I've got this really cute puppy- (for reference on her cuteness see pictures…you'll realize I'm not exaggerating.)
Her name is Maggie and she does all sorts of adorable things.
She rolls over, sits, stays, loves to cuddle, and, I swear, she understands a whole array of emotions that most humans can't even begin to comprehend.
I would highly contend that she is, in fact, the most lovable dog in the world.
Tonight as I was spending time in prayer, God reminded me of something that my sweet little Maggie does quite often. This "thing", however, is not nearly as cute and lovable as her usually well-behaved furry little personality.
When I'm home, we'll often have a classic, family favorite meal of grilled chicken.
*Maggie loves chicken bones.*
Of course, this meal ends with a stack of chicken bones being scraped on to a plate.
The plate of chicken bones usually sits somewhere in the kitchen until the dishes are done and some lucky winner gets elected to run outside to dump them in the field.
*Maggie starts devising a plan to get. those. chicken. bones.*
Somehow Maggie usually manages to sneak a bone off the plate and/or stalks the scrap-dumper and memorizes the strategic place in which the bones are scraped in the field. The next time she is let out to go potty, she runs out to the field-geographical coordinates of the chicken bones locked in her brain- and she treats herself to the yummy leftovers.
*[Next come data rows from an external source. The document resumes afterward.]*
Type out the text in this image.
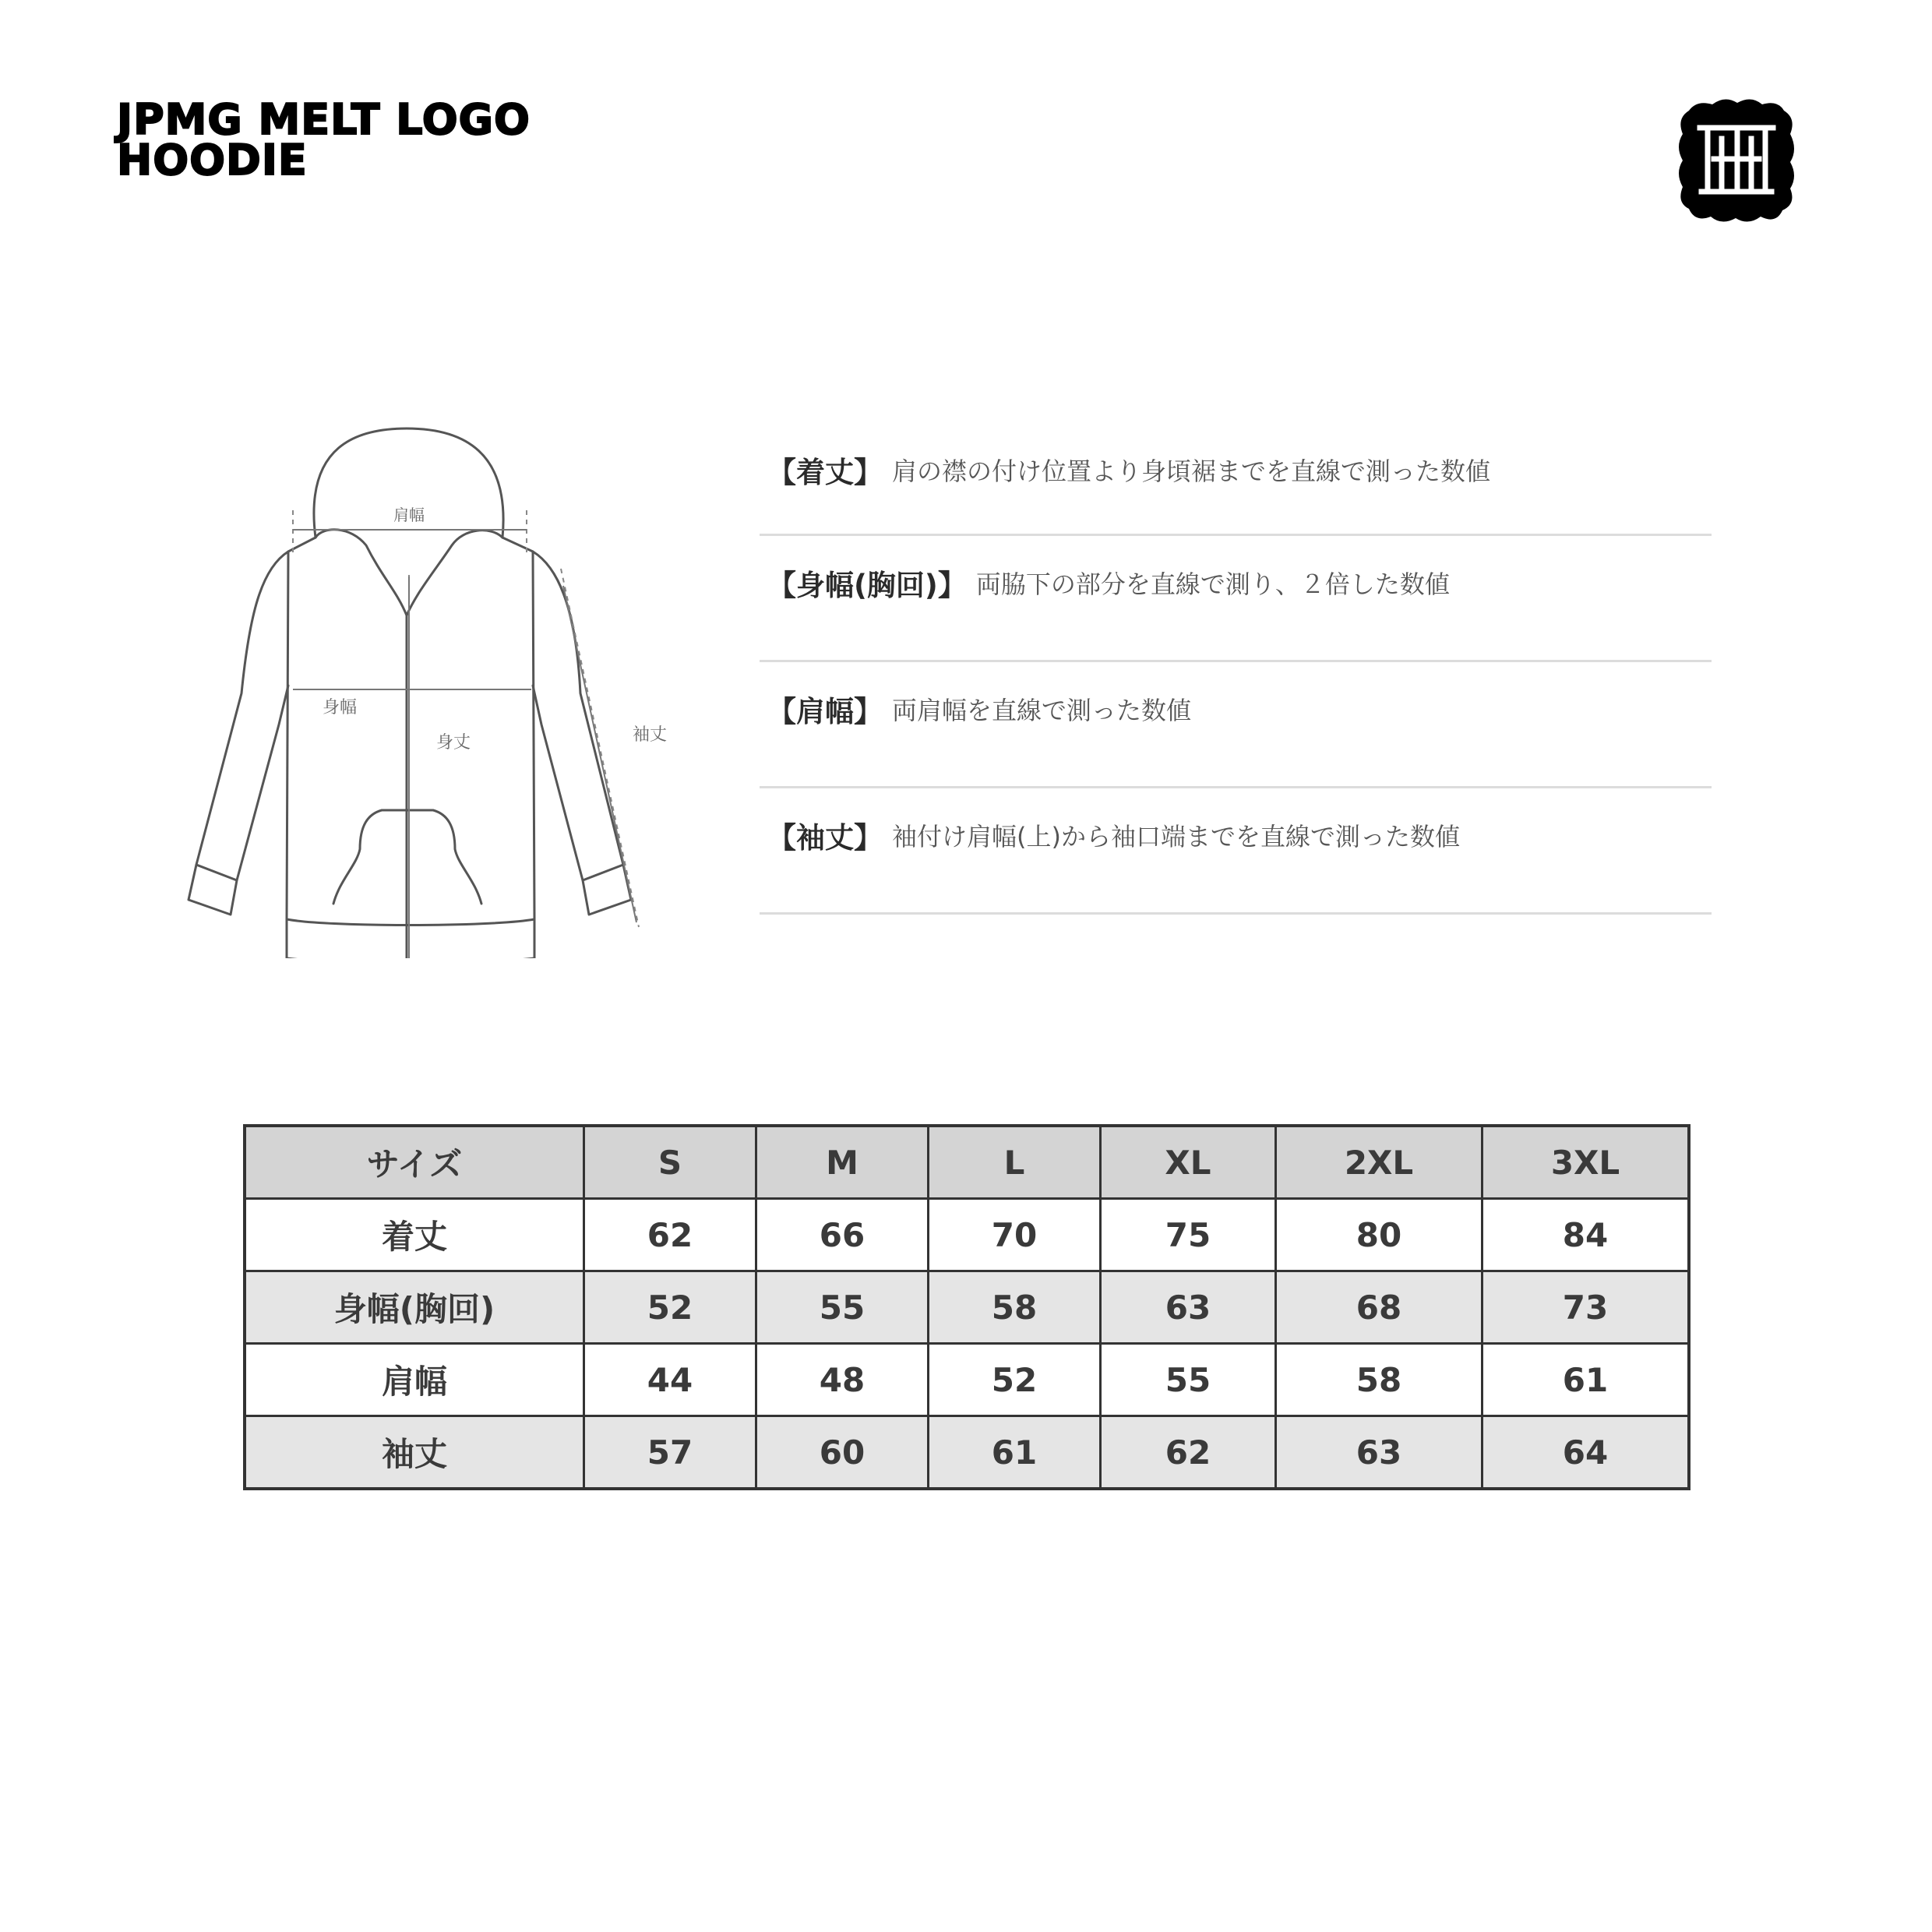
JPMG MELT LOGO
HOODIE
肩幅
身幅
身丈	袖丈
【着丈】 肩の襟の付け位置より身頃裾までを直線で測った数値
【身幅(胸回)】 両脇下の部分を直線で測り、２倍した数値
【肩幅】 両肩幅を直線で測った数値
【袖丈】 袖付け肩幅(上)から袖口端までを直線で測った数値
サイズ	S	M	L	XL	2XL	3XL
着丈	62	66	70	75	80	84
身幅(胸回)	52	55	58	63	68	73
肩幅	44	48	52	55	58	61
袖丈	57	60	61	62	63	64
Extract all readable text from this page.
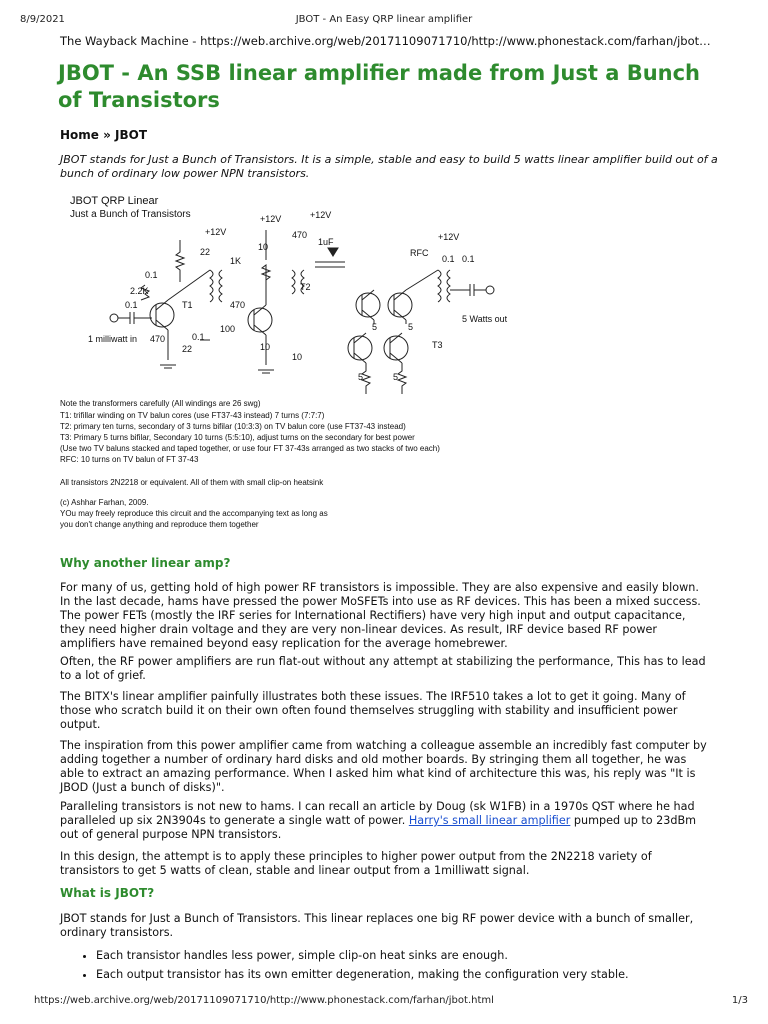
8/9/2021	JBOT - An Easy QRP linear amplifier
The Wayback Machine - https://web.archive.org/web/20171109071710/http://www.phonestack.com/farhan/jbot…
JBOT - An SSB linear amplifier made from Just a Bunch of Transistors
Home » JBOT
JBOT stands for Just a Bunch of Transistors. It is a simple, stable and easy to build 5 watts linear amplifier build out of a bunch of ordinary low power NPN transistors.
JBOT QRP Linear
Just a Bunch of Transistors
+12V
+12V	+12V
+12V
22
470
10	1uF
RFC
0.1 0.1
1K
0.1
2.2K
0.1	T1	470
T2
5 Watts out
1 milliwatt in 470
22
100
0.1
10
10
T3
5	5
5	5
Note the transformers carefully (All windings are 26 swg)
T1: trifillar winding on TV balun cores (use FT37-43 instead) 7 turns (7:7:7)
T2: primary ten turns, secondary of 3 turns bifilar (10:3:3) on TV balun core (use FT37-43 instead)
T3: Primary 5 turns bifilar, Secondary 10 turns (5:5:10), adjust turns on the secondary for best power
(Use two TV baluns stacked and taped together, or use four FT 37-43s arranged as two stacks of two each)
RFC: 10 turns on TV balun of FT 37-43
All transistors 2N2218 or equivalent. All of them with small clip-on heatsink
(c) Ashhar Farhan, 2009.
YOu may freely reproduce this circuit and the accompanying text as long as
you don't change anything and reproduce them together
Why another linear amp?
For many of us, getting hold of high power RF transistors is impossible. They are also expensive and easily blown. In the last decade, hams have pressed the power MoSFETs into use as RF devices. This has been a mixed success. The power FETs (mostly the IRF series for International Rectifiers) have very high input and output capacitance, they need higher drain voltage and they are very non-linear devices. As result, IRF device based RF power amplifiers have remained beyond easy replication for the average homebrewer.
Often, the RF power amplifiers are run flat-out without any attempt at stabilizing the performance, This has to lead to a lot of grief.
The BITX's linear amplifier painfully illustrates both these issues. The IRF510 takes a lot to get it going. Many of those who scratch build it on their own often found themselves struggling with stability and insufficient power output.
The inspiration from this power amplifier came from watching a colleague assemble an incredibly fast computer by adding together a number of ordinary hard disks and old mother boards. By stringing them all together, he was able to extract an amazing performance. When I asked him what kind of architecture this was, his reply was "It is JBOD (Just a bunch of disks)".
Paralleling transistors is not new to hams. I can recall an article by Doug (sk W1FB) in a 1970s QST where he had paralleled up six 2N3904s to generate a single watt of power. Harry's small linear amplifier pumped up to 23dBm out of general purpose NPN transistors.
In this design, the attempt is to apply these principles to higher power output from the 2N2218 variety of transistors to get 5 watts of clean, stable and linear output from a 1milliwatt signal.
What is JBOT?
JBOT stands for Just a Bunch of Transistors. This linear replaces one big RF power device with a bunch of smaller, ordinary transistors.
• Each transistor handles less power, simple clip-on heat sinks are enough.
• Each output transistor has its own emitter degeneration, making the configuration very stable.
https://web.archive.org/web/20171109071710/http://www.phonestack.com/farhan/jbot.html	1/3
And, more often than not, I end up chasing her around the yard attempting to pull the bone out of her mouth. What Maggie doesn't remember in that moment is that she often gets these chicken bones stuck in her mouth; they often break and hurt her; or they frequently have a hard time finding a pain-free path through her digestive system.
I wish I could convince her in the heat of the moment that she has a whole bowl of food inside, that I'd love to give her a healthier/safer treat, and that she really, truly does not need this chicken bone.
And, yet, so many times, especially right now, I find myself doing the same thing with God.
I love something.
I see an opportunity to do that something.
I want to do that something.
And I start devising a plan to get. that. something.
Never mind the fact that I have more than enough and that God would even throw in more as a treat because He loves me that much. If He's not going to give me the chicken bone, I see nothing else. I have to have it.
And thankfully, God is so much more patient than I am. He doesn't run around the yard chasing me and whacking me on the butt, grabbing the chicken bone and threatening me within an inch of my life.
Nope, not God. He just patiently waits and tells me gently, "Lauren, give me that."
So, tonight I laid down a couple of my chicken bones and I surrendered them to God, knowing full well that I might never see them again, or that He could decide to break them up and give them to me in smaller pieces, or maybe that he would perfect them and make them a little safer before giving them back to me, or He might even hand them right back the way I gave them to Him.
Whatever He decides to do is up to Him, and I'm deciding to no longer run around the yard with my teeth clenched tightly to the misguided treasure that is a mere chicken bone. The ultimate treasure is relationship with Him- my owner, protector, Savior, and loving Dad. Who wouldn't gladly give up all the silly chicken bones in the world for closeness with Him?
"Many are the plans in a person's heart, but it is the Lord's purpose that prevails."